Jéssica ‘Bate-Estaca’ enfrentará Joanna Jedrzejczyk no UFC 211 – Felipe Castello Branco

Jéssica ‘Bate-Estaca’ está muito próxima de fazer a luta mais importante de sua carreira. A paranaense enfrentará Joanna Jedrzejczyk, atual campeã feminina dos palhas (52 kg), na antepenúltima luta marcada para o UFC 211, neste domingo (13), em Dallas (EUA). Mas o trajeto da brasileira poderia ser completamente diferente se ela não tivesse recebido uma negativa da sua própria mãe.

Durante um jantar com membros da imprensa em Niterói, a mineira relembrou a época em que ela dividia suas atenções entre o futebol e o MMA. Naquele período, a lutadora pensava em seguir carreira nos gramados, mas segundo Bate-Estaca a sua mãe foi o principal empecilho para que isso se concretizasse – o que, hoje em dia, ela agradece muito.

“Você não tem uma carreira propícia no futebol, ainda mais no futebol feminino. E quando eu vi que lutando eu tinha mais condições financeiras do que jogando bola – eu gastava para jogar e não recebia nada – aí eu pensei bem. Eu tive propostas para jogar em uns times de São Paulo, mas minha mãe não deixou eu ir. E foi bom, mãe realmente sabe das coisas. E quando eu comecei a lutar ela deixava eu ir para o campeonatos e me ajudava se eu tinha que pagar algo as vezes. Quando eu comecei a lutar MMA e percebi que poderia ter uma carreira e ganhar meu dinheiro, decidi que era hora de me dedicar a somente um esporte”, afirmou a paranaense.

Falando sobre a luta, Jéssica Andrade mostrou que estudou bastante o jogo de Joanna e parece já entender o que é preciso ser feito para sair do octógono com o braço erguido.
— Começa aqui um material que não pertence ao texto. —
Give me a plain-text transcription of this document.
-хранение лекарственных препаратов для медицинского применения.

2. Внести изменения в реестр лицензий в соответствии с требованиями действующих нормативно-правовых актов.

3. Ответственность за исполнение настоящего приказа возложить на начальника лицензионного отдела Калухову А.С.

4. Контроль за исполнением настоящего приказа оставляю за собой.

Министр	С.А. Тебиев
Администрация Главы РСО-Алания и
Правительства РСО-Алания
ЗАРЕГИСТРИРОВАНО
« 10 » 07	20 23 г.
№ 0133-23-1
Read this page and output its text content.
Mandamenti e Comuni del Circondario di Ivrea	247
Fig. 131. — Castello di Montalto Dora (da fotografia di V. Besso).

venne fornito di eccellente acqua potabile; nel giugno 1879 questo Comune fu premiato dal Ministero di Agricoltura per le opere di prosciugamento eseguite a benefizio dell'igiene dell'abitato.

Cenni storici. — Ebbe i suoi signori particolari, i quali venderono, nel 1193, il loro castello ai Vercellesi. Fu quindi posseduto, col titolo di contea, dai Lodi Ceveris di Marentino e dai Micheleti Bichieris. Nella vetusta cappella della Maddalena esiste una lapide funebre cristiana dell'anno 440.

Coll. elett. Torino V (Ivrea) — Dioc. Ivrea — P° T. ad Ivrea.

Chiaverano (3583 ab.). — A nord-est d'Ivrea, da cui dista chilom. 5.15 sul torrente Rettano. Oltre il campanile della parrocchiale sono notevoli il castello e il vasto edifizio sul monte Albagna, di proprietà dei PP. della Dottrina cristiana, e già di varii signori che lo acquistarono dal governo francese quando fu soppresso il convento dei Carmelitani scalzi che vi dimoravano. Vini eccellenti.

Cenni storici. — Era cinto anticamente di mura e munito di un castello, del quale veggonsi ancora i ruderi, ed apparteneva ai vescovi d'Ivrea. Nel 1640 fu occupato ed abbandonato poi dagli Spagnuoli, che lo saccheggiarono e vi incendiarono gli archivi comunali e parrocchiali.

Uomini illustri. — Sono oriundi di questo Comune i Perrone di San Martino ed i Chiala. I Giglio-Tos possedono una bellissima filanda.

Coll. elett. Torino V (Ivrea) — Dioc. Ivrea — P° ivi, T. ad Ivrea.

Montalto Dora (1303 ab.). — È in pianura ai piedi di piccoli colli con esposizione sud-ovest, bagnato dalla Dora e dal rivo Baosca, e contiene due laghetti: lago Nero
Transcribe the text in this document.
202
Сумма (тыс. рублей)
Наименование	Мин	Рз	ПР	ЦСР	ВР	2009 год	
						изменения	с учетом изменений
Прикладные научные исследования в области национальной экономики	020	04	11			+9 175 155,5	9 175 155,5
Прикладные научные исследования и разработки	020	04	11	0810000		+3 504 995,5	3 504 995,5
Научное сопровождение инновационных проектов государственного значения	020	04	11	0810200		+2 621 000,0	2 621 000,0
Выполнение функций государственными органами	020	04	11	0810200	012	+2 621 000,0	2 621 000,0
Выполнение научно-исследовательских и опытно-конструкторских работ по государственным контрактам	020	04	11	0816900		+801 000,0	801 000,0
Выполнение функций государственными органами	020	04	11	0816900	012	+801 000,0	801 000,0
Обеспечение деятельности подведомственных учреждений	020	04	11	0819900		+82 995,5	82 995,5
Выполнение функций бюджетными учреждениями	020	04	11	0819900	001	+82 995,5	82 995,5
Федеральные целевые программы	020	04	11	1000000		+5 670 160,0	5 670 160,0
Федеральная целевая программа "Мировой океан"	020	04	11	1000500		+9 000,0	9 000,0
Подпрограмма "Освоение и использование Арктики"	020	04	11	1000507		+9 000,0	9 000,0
Em desvantagem com relação a altura e envergadura, a ideia da brasileira é encurtar a distância para que a polonesa não possa controlar o duelo sem ser magoada.

“Acho que para a Joanna, quanto mais espaço ela tiver, melhor para ela. E, para mim, quanto menos espaço melhor. Eu sou muito agressiva, caminho muito para frente e trabalho muito bem na curta distância. Mas, seja qual for o tamanho do octógono, eu estarei bem preparada. Ela pode correr o quanto ela quiser porque vai chegar uma hora que não vai ter para onde ir”, garantiu.

“Para esse camp nós investimos muito na parte dentro da academia. Consegui uma galera para fazer manopla e me ajudar nos treinamentos. Mas o principal mesmo foi o cage que a gente comprou, com as mesmas medidas do UFC, para que a gente possa ter uma visão do que dá para fazer lá dentro. Eu peguei uma meninas que têm um jogo parecido com o da Joanna, coloquei lá dentro, e fiz os treinos. Fui muito bem. Acho que comprar esse octógono fez a diferença”, completou Bate-Estaca.

Aos 25 anos, Jéssica possui um cartel com 16 vitórias e cinco derrotas no MMA profissional. Desde que desceu para a divisão dos palhas foram três lutas e três vitórias.